Uncharted, la recensione

Correva l’anno 2007 – fine del 2007, per la precisione – e su Play Station 3 esordiva un titolo molto atteso che nei mesi precedenti aveva caricato d’hype i videogiocatori, soprattutto per una grafica davvero impressionante. Si trattava di Uncharted: Drake’s Fortune, action avventuroso in terza persona sviluppato da Naughty Dog… si, proprio lo Studio di Crash Bandicoot e Jak and Daxter! Nel momento in cui cominciavano a fioccare recensioni entusiaste su siti e riviste specializzate, si realizzava che il mondo dei videogiochi stava cambiando perché Uncharted: Drake’s Fortune non era sono un videogame d’avventura dal motore grafico potentissimo e dall’elevata giocabilità, ma anche un nuovo punto saldo nel genere avventuroso tanto da ridefinire perfino l’approccio al da lì imminente rilancio di Tomb Raider.

Ma un dato era sotto gli occhi di tutti fin da subito: Uncharted: Drake’s Fortune e i suoi tre seguiti avevano un fortissimo impianto cinematografico e delle sceneggiature già scritte, perfette per diventare film d’azione. Un destino segnato, dal momento che Sony ha opzionato Uncharted per farlo diventare un film già nel 2008 e da allora il processo di adattamento ha avuto un iter a dir poco complesso, dal momento che si sono succeduti ben sei registi – tra cui David O. Russell de Il lato positivo e Shawn Levy di Real Steel – prima che Ruben Fleischer (Benvenuti a Zombieland, Venom) fosse scelto nel 2019 per dirigere il film.

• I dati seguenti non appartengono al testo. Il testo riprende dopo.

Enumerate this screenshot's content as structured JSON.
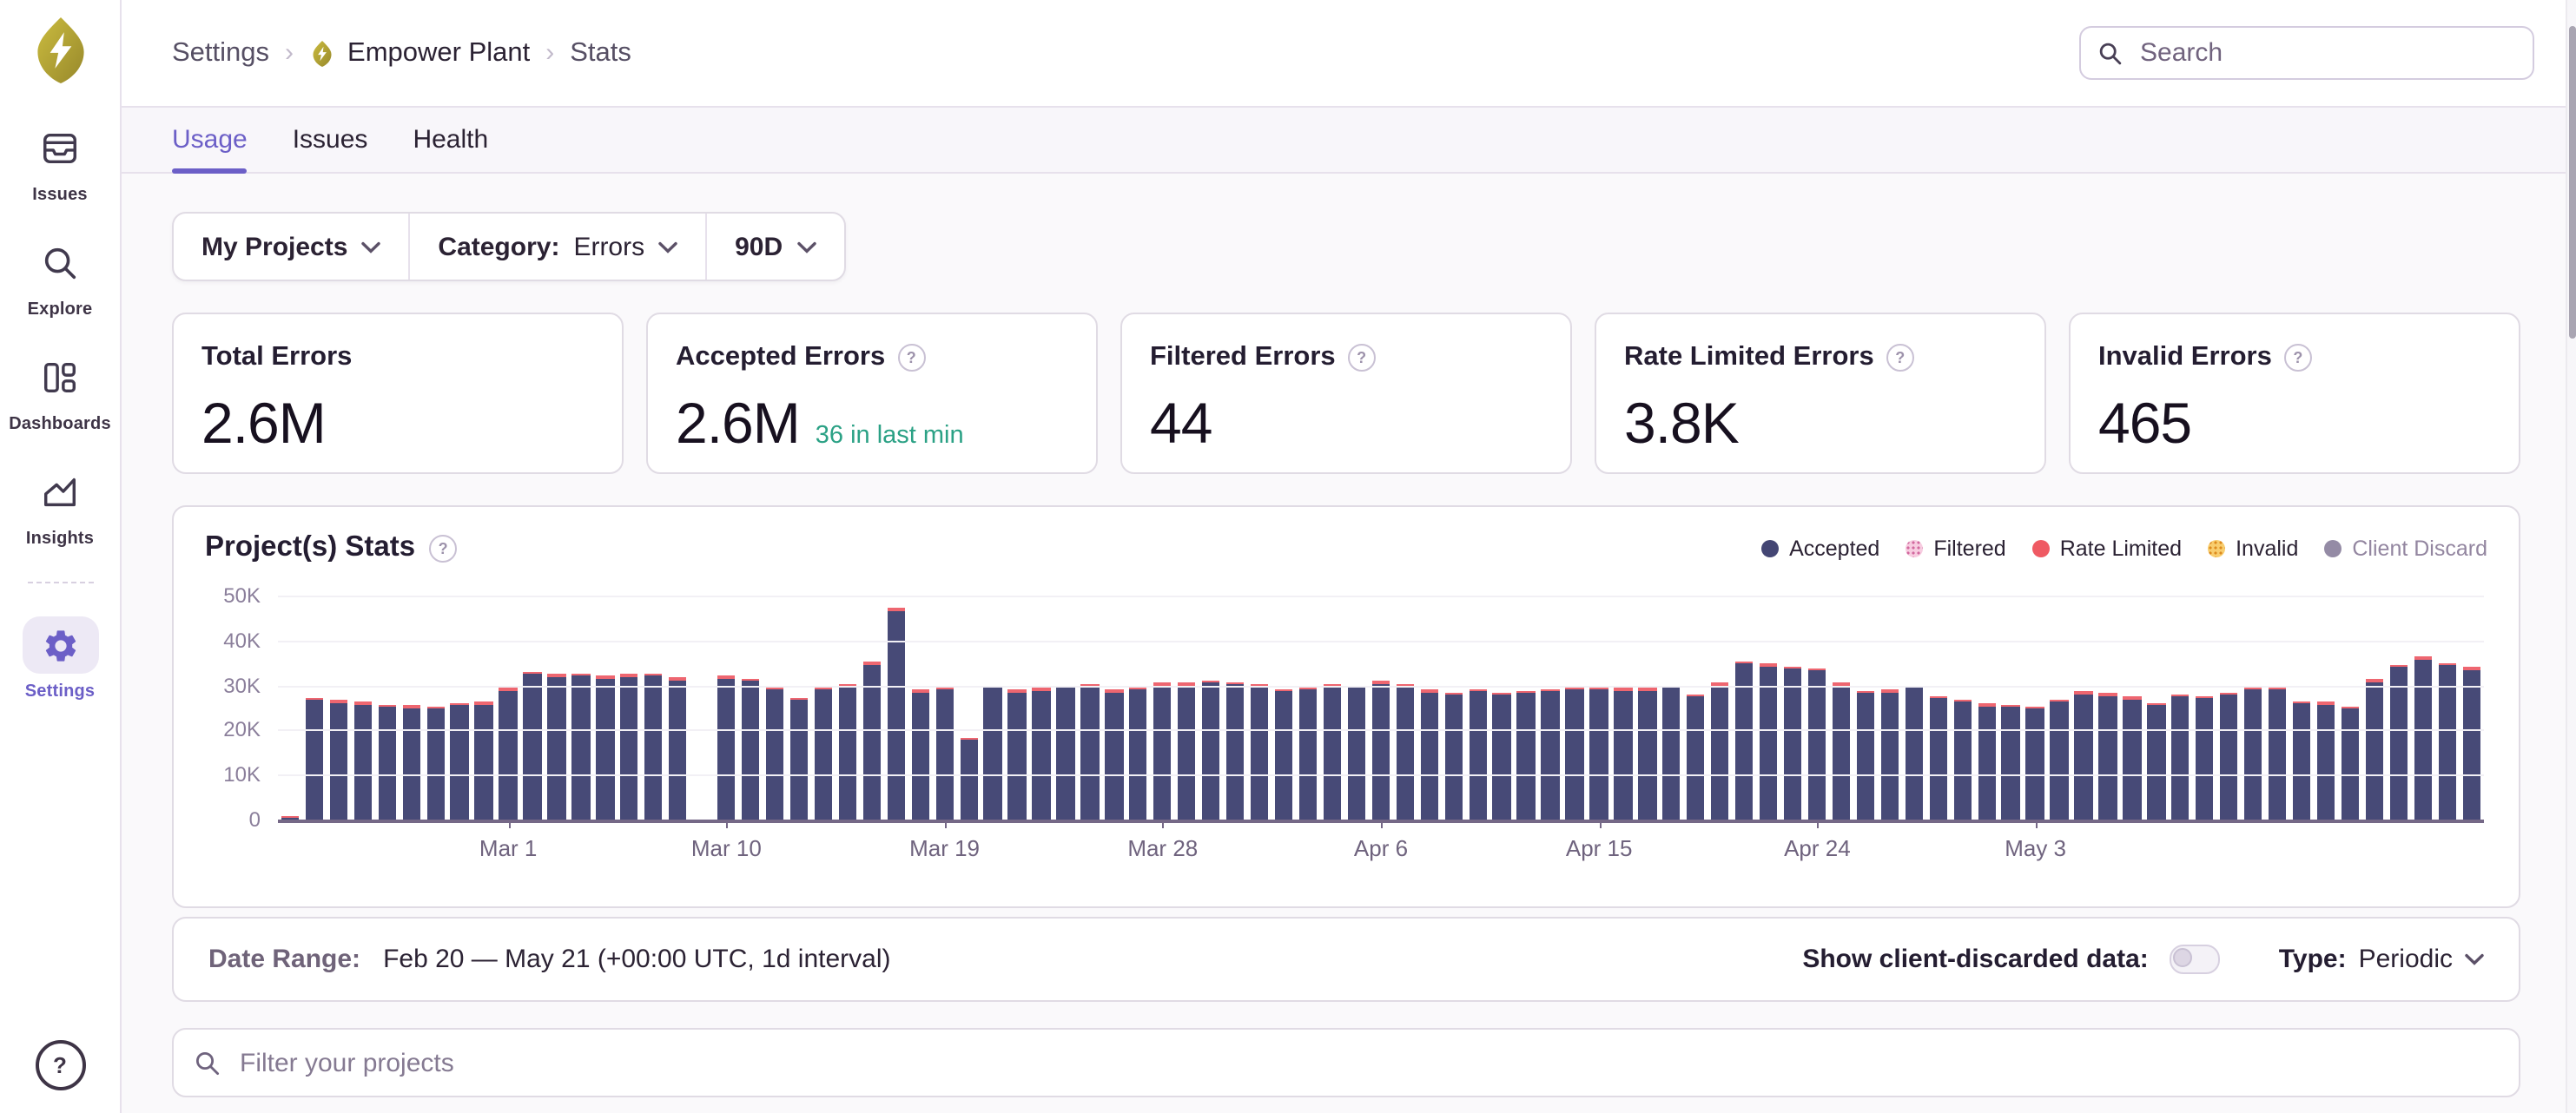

Allo stesso modo, il ruolo di Nathan Drake è passato dalle mani di Mark Wahlberg (che è rimasto comunque nel cast) a quelle di Tom Holland, con l’intento di creare una origin story con il protagonista ventenne.

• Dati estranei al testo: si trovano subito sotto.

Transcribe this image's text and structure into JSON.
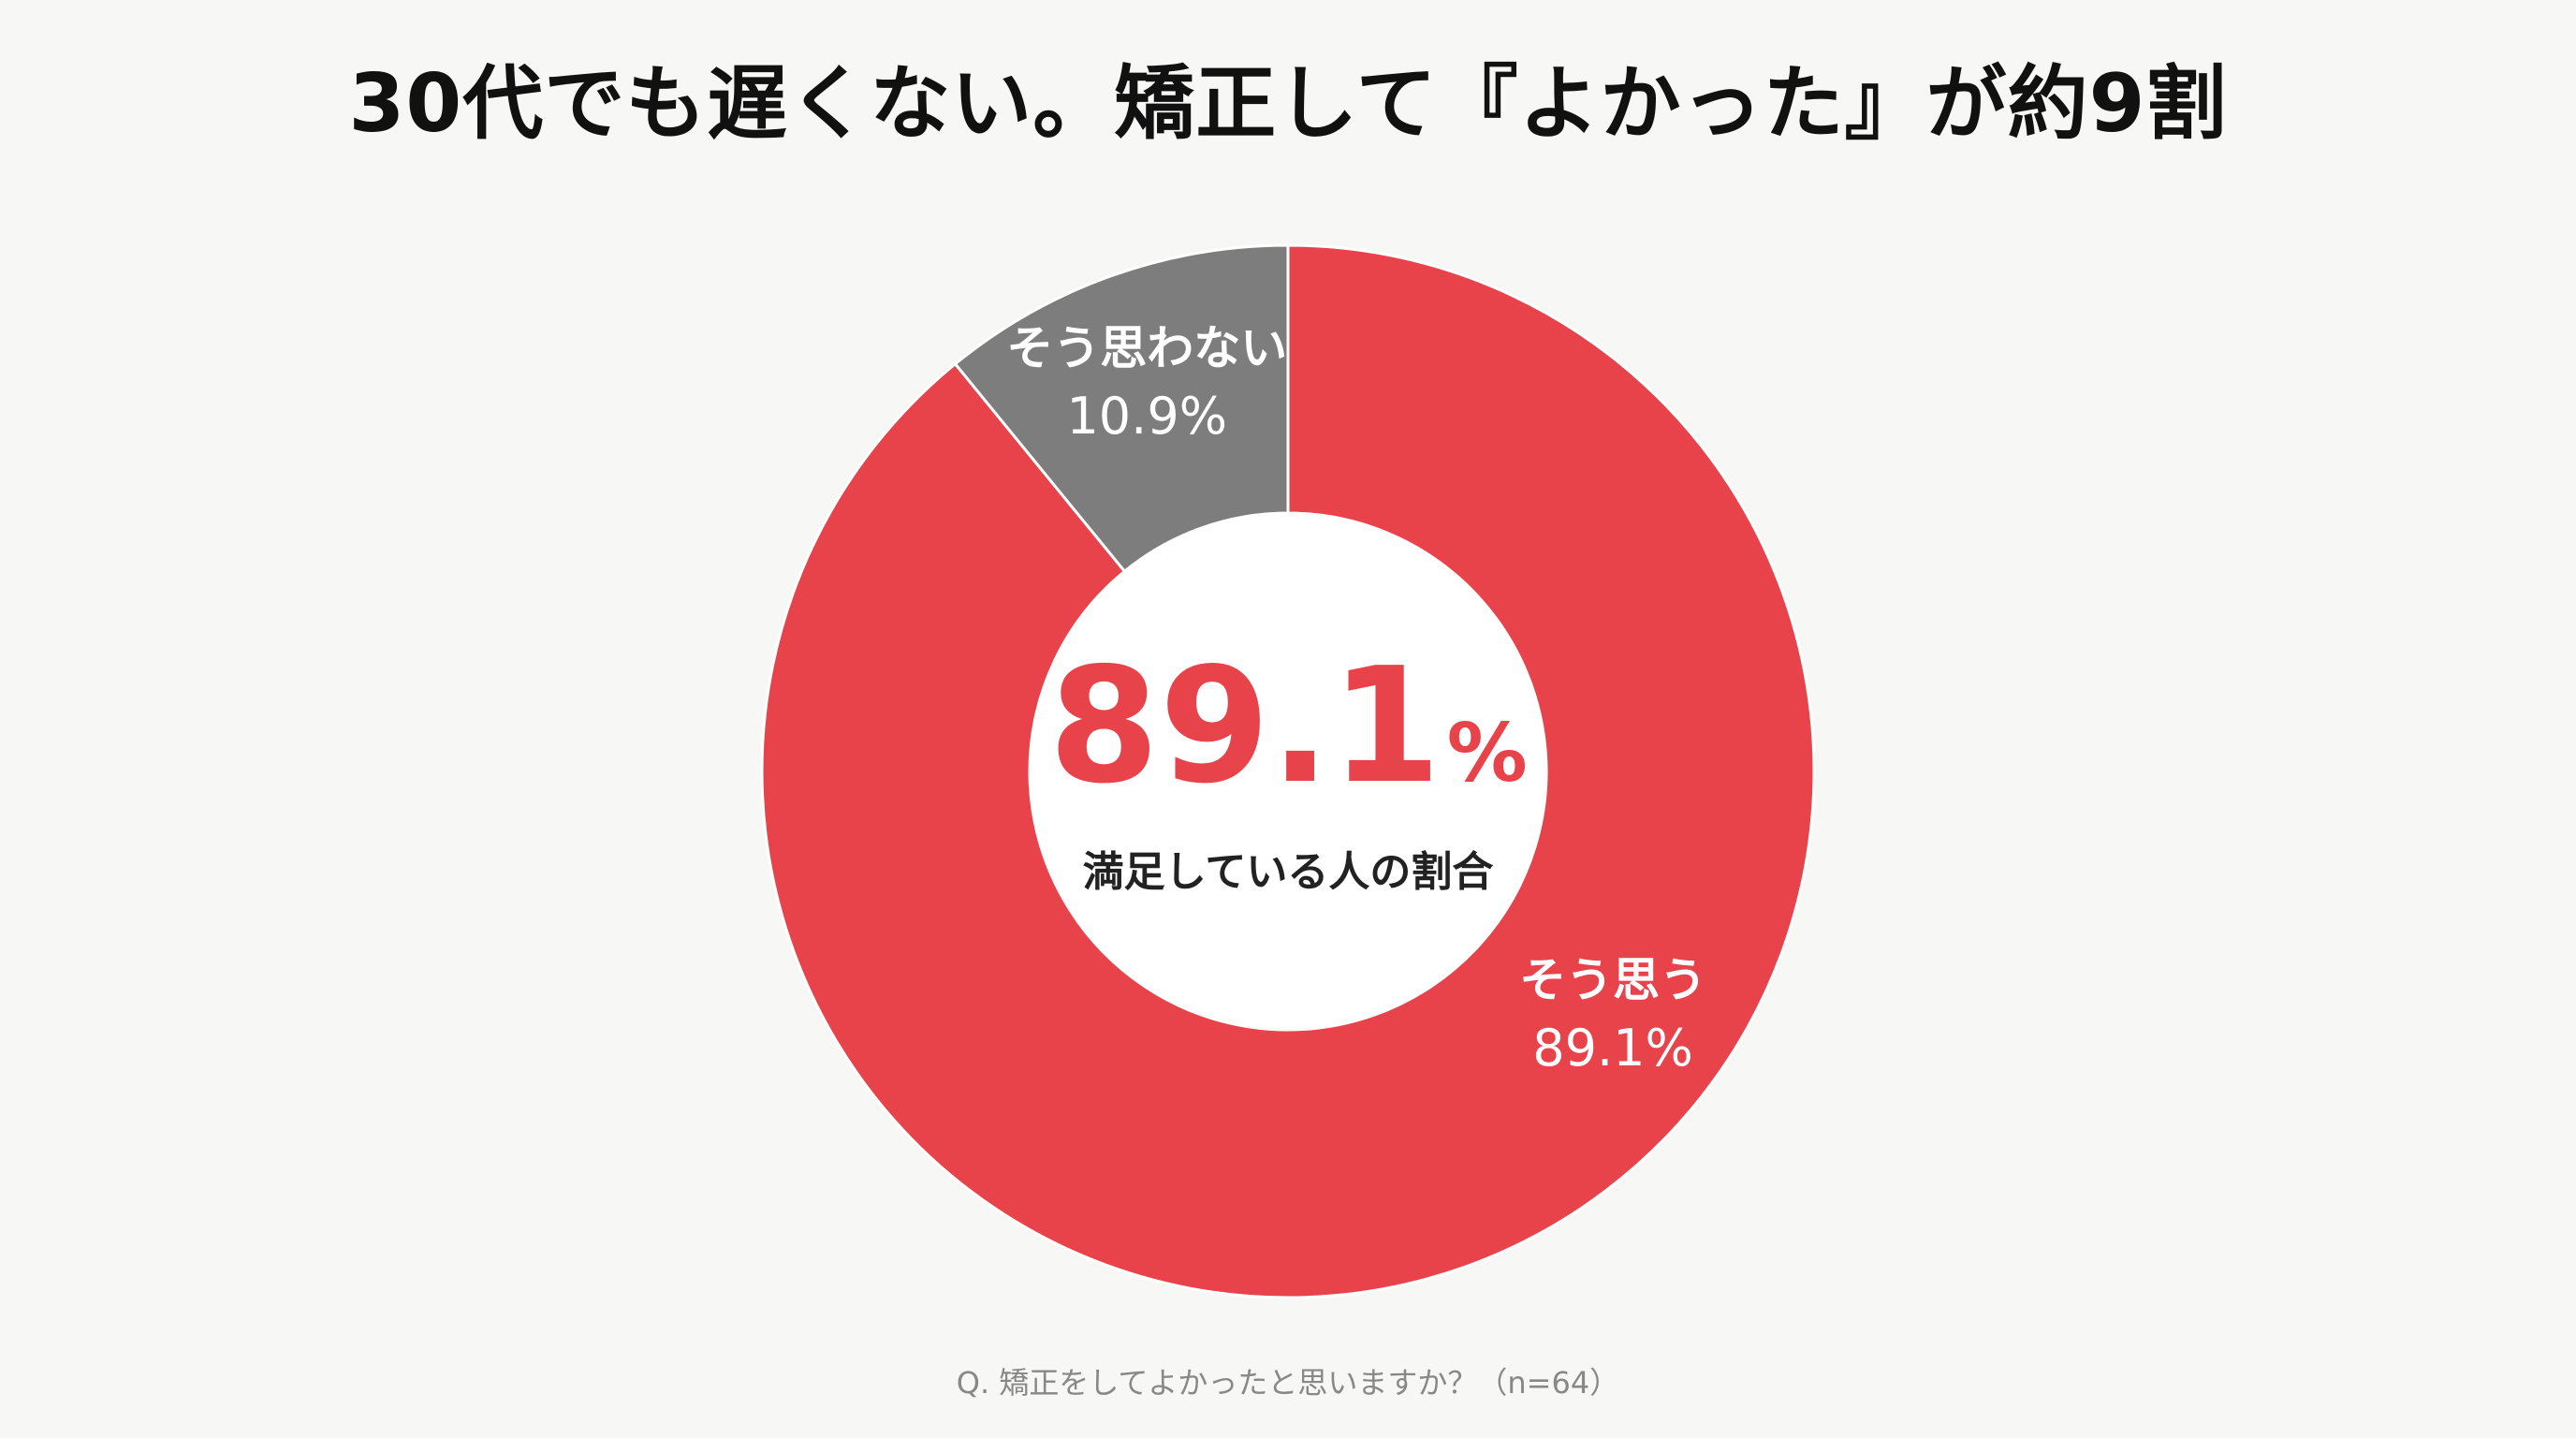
{
  "chart_data": {
    "type": "pie",
    "title": "30代でも遅くない。矯正して『よかった』が約9割",
    "slices": [
      {
        "label": "そう思う",
        "value": 89.1,
        "value_label": "89.1%",
        "color": "#e8434a"
      },
      {
        "label": "そう思わない",
        "value": 10.9,
        "value_label": "10.9%",
        "color": "#7d7d7d"
      }
    ],
    "donut": true,
    "center_value": "89.1",
    "center_unit": "%",
    "center_caption": "満足している人の割合",
    "footnote": "Q. 矯正をしてよかったと思いますか？（n=64）",
    "legend": "none",
    "grid": false
  },
  "colors": {
    "background": "#f7f7f5",
    "primary": "#e8434a",
    "secondary": "#7d7d7d",
    "title": "#111111",
    "caption": "#222222",
    "footnote": "#888888"
  }
}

Insomma, prima di arrivare nelle sale, il 17 febbraio 2022, dopo le complicazioni produttive date dalla pandemia, Uncharted ha avuto una storia molto ricca che ha portato a un godibilissimo film d’azione che rimane incredibilmente (e giustamente) fedele allo spirito del videogame pur non ponendosi come adattamento diretto di alcun capitolo della saga.

Il giovane Nathan Drake, orfano di entrambi i genitori e cresciuto in orfanotrofio insieme allo scapestrato fratello Sam, lavora come barman e arrotonda dedicandosi a ingegnosi furtarelli. Una sera, il ragazzo viene colto in flagrante da Victor Sullivan, detto Sully, un collezionista d’arte e abile ladro a sua volta che vede in Nathan la persona giusta che possa aiutarlo a portare a segno un importante colpo. I due, infatti, devono intrufolarsi in una casa d’aste e rubare un crocefisso appartenuto a Ferdinando Magellano che, secondo la leggenda, dovrebbe rappresentare la chiave per trovare l’immenso tesoro raccolto dall’esploratore e nascosto dalla sua ciurma. Ma il nobile collezionista d’arte Santiago Moncada è fortemente intenzionato ad aggiudicarsi all’asta il crocefisso perché, oltre ad essere a conoscenza del presunto tesoro, è un lontano discendente della famiglia che finanziò il viaggio di Magellano, quindi legittimo proprietario di quelle fortune.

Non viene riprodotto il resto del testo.